2. Observation and interview on 1/28/25 at 2:47 p.m. with resident 25 revealed:
*There was a stop sign on her door and a cart outside that room that contained gowns and gloves.
*She wore a boot on her left foot from a recent surgery on her toe.
*She was frustrated that she shared a bathroom with the female resident next door.
Observation and interview on 1/30/25 at 8:03 a.m. with resident 25 revealed:
*There had not been any signage on her door that indicated she was on enhanced barrier precautions (EBP).
*She stated she had one toe with a wound and a dressing on it, but the nurse had not looked at it today (1/30/25).
*She stated that staff had worn gloves but not gowns when they assisted her.

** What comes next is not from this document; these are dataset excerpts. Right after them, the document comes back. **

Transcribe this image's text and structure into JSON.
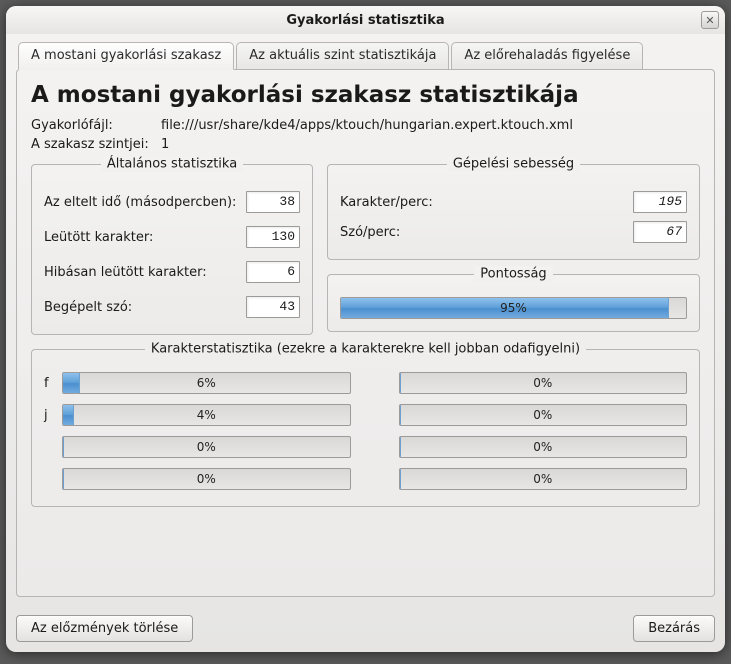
{
  "window": {
    "title": "Gyakorlási statisztika"
  },
  "tabs": {
    "t0": "A mostani gyakorlási szakasz",
    "t1": "Az aktuális szint statisztikája",
    "t2": "Az előrehaladás figyelése"
  },
  "heading": "A mostani gyakorlási szakasz statisztikája",
  "meta": {
    "file_label": "Gyakorlófájl:",
    "file_value": "file:///usr/share/kde4/apps/ktouch/hungarian.expert.ktouch.xml",
    "levels_label": "A szakasz szintjei:",
    "levels_value": "1"
  },
  "general": {
    "legend": "Általános statisztika",
    "elapsed_label": "Az eltelt idő (másodpercben):",
    "elapsed_value": "38",
    "typed_label": "Leütött karakter:",
    "typed_value": "130",
    "wrong_label": "Hibásan leütött karakter:",
    "wrong_value": "6",
    "words_label": "Begépelt szó:",
    "words_value": "43"
  },
  "speed": {
    "legend": "Gépelési sebesség",
    "cpm_label": "Karakter/perc:",
    "cpm_value": "195",
    "wpm_label": "Szó/perc:",
    "wpm_value": "67"
  },
  "accuracy": {
    "legend": "Pontosság",
    "value": "95%",
    "width": "95%"
  },
  "charstats": {
    "legend": "Karakterstatisztika (ezekre a karakterekre kell jobban odafigyelni)",
    "left": [
      {
        "char": "f",
        "label": "6%",
        "width": "6%"
      },
      {
        "char": "j",
        "label": "4%",
        "width": "4%"
      },
      {
        "char": "",
        "label": "0%",
        "width": "0%"
      },
      {
        "char": "",
        "label": "0%",
        "width": "0%"
      }
    ],
    "right": [
      {
        "char": "",
        "label": "0%",
        "width": "0%"
      },
      {
        "char": "",
        "label": "0%",
        "width": "0%"
      },
      {
        "char": "",
        "label": "0%",
        "width": "0%"
      },
      {
        "char": "",
        "label": "0%",
        "width": "0%"
      }
    ]
  },
  "buttons": {
    "clear": "Az előzmények törlése",
    "close": "Bezárás"
  }
}
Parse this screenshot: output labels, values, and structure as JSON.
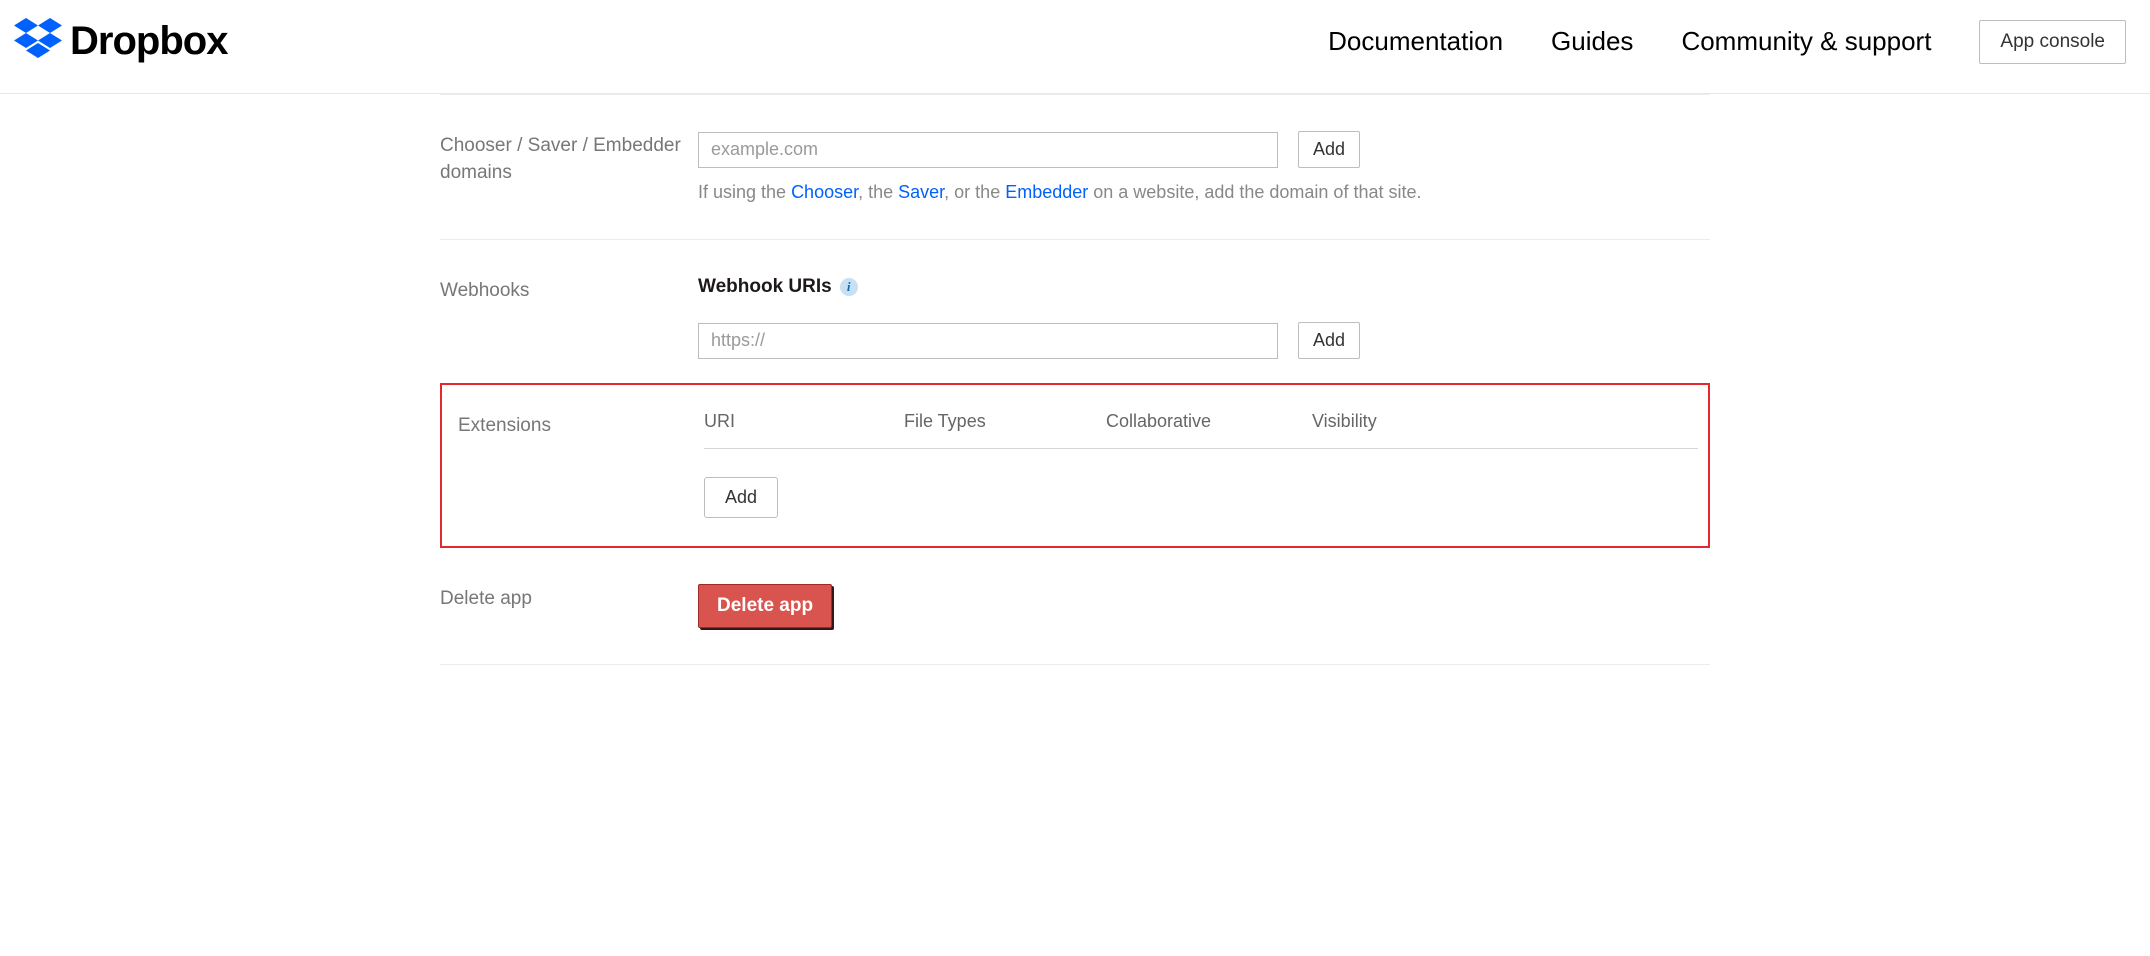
{
  "brand": "Dropbox",
  "nav": {
    "documentation": "Documentation",
    "guides": "Guides",
    "community": "Community & support",
    "app_console": "App console"
  },
  "sections": {
    "domains": {
      "label": "Chooser / Saver / Embedder domains",
      "placeholder": "example.com",
      "add": "Add",
      "help_prefix": "If using the ",
      "link_chooser": "Chooser",
      "help_mid1": ", the ",
      "link_saver": "Saver",
      "help_mid2": ", or the ",
      "link_embedder": "Embedder",
      "help_suffix": " on a website, add the domain of that site."
    },
    "webhooks": {
      "label": "Webhooks",
      "heading": "Webhook URIs",
      "placeholder": "https://",
      "add": "Add"
    },
    "extensions": {
      "label": "Extensions",
      "col_uri": "URI",
      "col_filetypes": "File Types",
      "col_collab": "Collaborative",
      "col_visibility": "Visibility",
      "add": "Add"
    },
    "delete": {
      "label": "Delete app",
      "button": "Delete app"
    }
  }
}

Review of her 1/24/25 weekly wound observation tool revealed resident 25 had a four millimeter (mm) by four-mm unstageable wound to her left second toe with an undeterminable depth.
Review of resident 25's care plan revealed no indication that resident 25 required EBP.
Interview on 1/30/25 at 2:21 p.m. with wound care nurse (WCN) I and infection preventionist (IP) C who participated by phone revealed:
*Resident 25 had an open wound to her left toe.
*WCN I was unsure if resident 25 was on EBP for wound care and stated she would need to consult with the infection preventionist.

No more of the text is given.